The shift in market analysis frameworks is putting downward pressure on risk premiums.
Binance Research points out that the focus of oil market analysis is shifting from assessing the "scale of supply disruptions" to assessing the "duration of disruptions." This framework shift itself puts downward pressure on risk premiums, especially given signs of easing in physical supply constraints. Binance Research believes that oil prices may enter a consolidation phase between $100 and $110 in the near term, which is the upper limit of effective support. Once there is substantial diplomatic progress or confirmation of the opening of alternative oil transportation routes, oil prices are expected to quickly repric back to the $80 to $90 range.

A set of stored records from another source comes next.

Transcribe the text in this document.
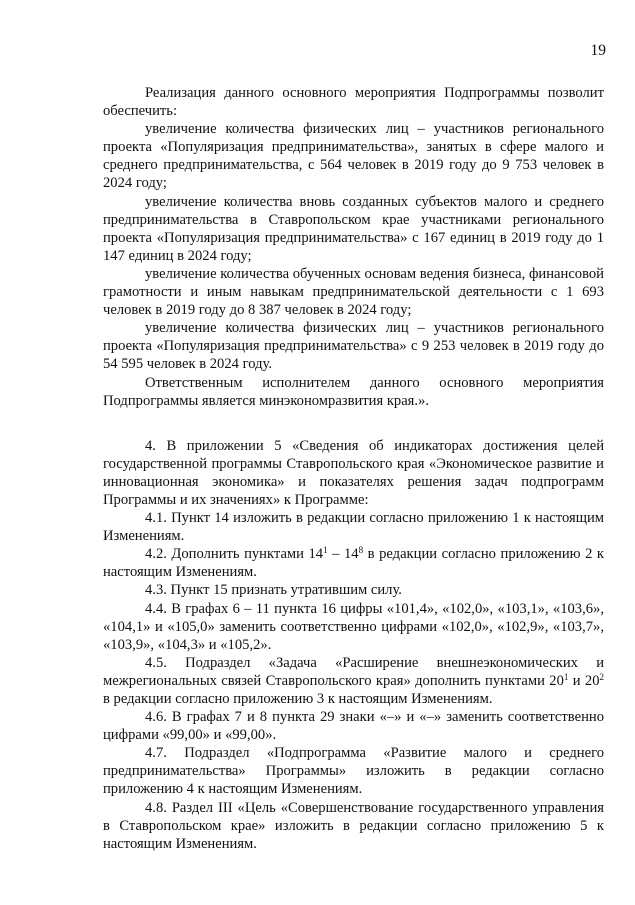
19

Реализация данного основного мероприятия Подпрограммы позволит обеспечить:

увеличение количества физических лиц – участников регионального проекта «Популяризация предпринимательства», занятых в сфере малого и среднего предпринимательства, с 564 человек в 2019 году до 9 753 человек в 2024 году;

увеличение количества вновь созданных субъектов малого и среднего предпринимательства в Ставропольском крае участниками регионального проекта «Популяризация предпринимательства» с 167 единиц в 2019 году до 1 147 единиц в 2024 году;

увеличение количества обученных основам ведения бизнеса, финансовой грамотности и иным навыкам предпринимательской деятельности с 1 693 человек в 2019 году до 8 387 человек в 2024 году;

увеличение количества физических лиц – участников регионального проекта «Популяризация предпринимательства» с 9 253 человек в 2019 году до 54 595 человек в 2024 году.

Ответственным исполнителем данного основного мероприятия Подпрограммы является минэкономразвития края.».

4. В приложении 5 «Сведения об индикаторах достижения целей государственной программы Ставропольского края «Экономическое развитие и инновационная экономика» и показателях решения задач подпрограмм Программы и их значениях» к Программе:

4.1. Пункт 14 изложить в редакции согласно приложению 1 к настоящим Изменениям.

4.2. Дополнить пунктами $14^1 - 14^8$ в редакции согласно приложению 2 к настоящим Изменениям.

4.3. Пункт 15 признать утратившим силу.

4.4. В графах 6 – 11 пункта 16 цифры «101,4», «102,0», «103,1», «103,6», «104,1» и «105,0» заменить соответственно цифрами «102,0», «102,9», «103,7», «103,9», «104,3» и «105,2».

4.5. Подраздел «Задача «Расширение внешнеэкономических и межрегиональных связей Ставропольского края» дополнить пунктами $20^1$ и $20^2$ в редакции согласно приложению 3 к настоящим Изменениям.

4.6. В графах 7 и 8 пункта 29 знаки «–» и «–» заменить соответственно цифрами «99,00» и «99,00».

4.7. Подраздел «Подпрограмма «Развитие малого и среднего предпринимательства» Программы» изложить в редакции согласно приложению 4 к настоящим Изменениям.

4.8. Раздел III «Цель «Совершенствование государственного управления в Ставропольском крае» изложить в редакции согласно приложению 5 к настоящим Изменениям.
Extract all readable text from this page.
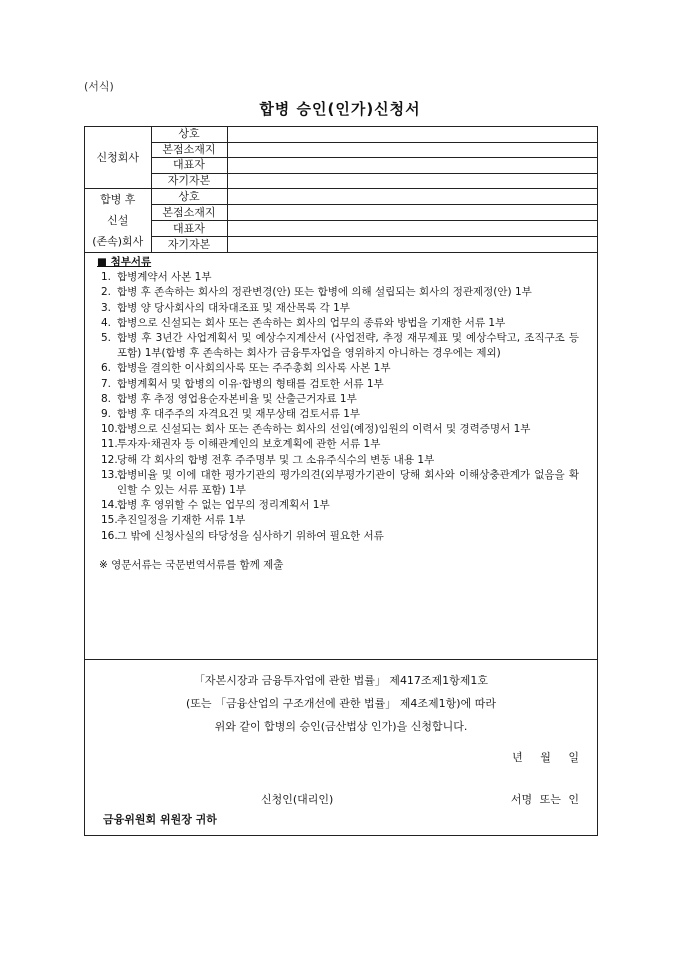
(서식)
합병 승인(인가)신청서
신청회사	상호	
	본점소재지	
	대표자	
	자기자본	

합병 후
신설
(존속)회사	상호	
	본점소재지	
	대표자	
	자기자본	
■ 첨부서류
1. 합병계약서 사본 1부
2. 합병 후 존속하는 회사의 정관변경(안) 또는 합병에 의해 설립되는 회사의 정관제정(안) 1부
3. 합병 양 당사회사의 대차대조표 및 재산목록 각 1부
4. 합병으로 신설되는 회사 또는 존속하는 회사의 업무의 종류와 방법을 기재한 서류 1부
5. 합병 후 3년간 사업계획서 및 예상수지계산서 (사업전략, 추정 재무제표 및 예상수탁고, 조직구조 등 포함) 1부(합병 후 존속하는 회사가 금융투자업을 영위하지 아니하는 경우에는 제외)
6. 합병을 결의한 이사회의사록 또는 주주총회 의사록 사본 1부
7. 합병계획서 및 합병의 이유·합병의 형태를 검토한 서류 1부
8. 합병 후 추정 영업용순자본비율 및 산출근거자료 1부
9. 합병 후 대주주의 자격요건 및 재무상태 검토서류 1부
10. 합병으로 신설되는 회사 또는 존속하는 회사의 선임(예정)임원의 이력서 및 경력증명서 1부
11. 투자자·채권자 등 이해관계인의 보호계획에 관한 서류 1부
12. 당해 각 회사의 합병 전후 주주명부 및 그 소유주식수의 변동 내용 1부
13. 합병비율 및 이에 대한 평가기관의 평가의견(외부평가기관이 당해 회사와 이해상충관계가 없음을 확인할 수 있는 서류 포함) 1부
14. 합병 후 영위할 수 없는 업무의 정리계획서 1부
15. 추진일정을 기재한 서류 1부
16. 그 밖에 신청사실의 타당성을 심사하기 위하여 필요한 서류
※ 영문서류는 국문번역서류를 함께 제출
「자본시장과 금융투자업에 관한 법률」 제417조제1항제1호
(또는 「금융산업의 구조개선에 관한 법률」 제4조제1항)에 따라
위와 같이 합병의 승인(금산법상 인가)을 신청합니다.
년 월 일
신청인(대리인)	서명 또는 인
금융위원회 위원장 귀하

Crypto Market Impact: The Worst Macroeconomic Scenario May Be Over
For cryptocurrency investors, Binance Research's findings point to a key turning point: the worst-case macroeconomic scenario suppressing the crypto market is based on the assumption of continued oil price increases. With oil prices around $110 per barrel, easing geopolitical tensions, and no policy tools (reserve releases) yet to be deployed, the upward trend in oil prices appears to have been contained.
Binance Research believes that the selling pressure stemming from risk-averse behavior and risk-relief sentiment may have bottomed out, which is conducive to the stabilization of the crypto market and even a rebound. However, it is worth noting that this judgment is conditional: if the situation escalates significantly, the price ceiling of $100 to $110 will need to be retested.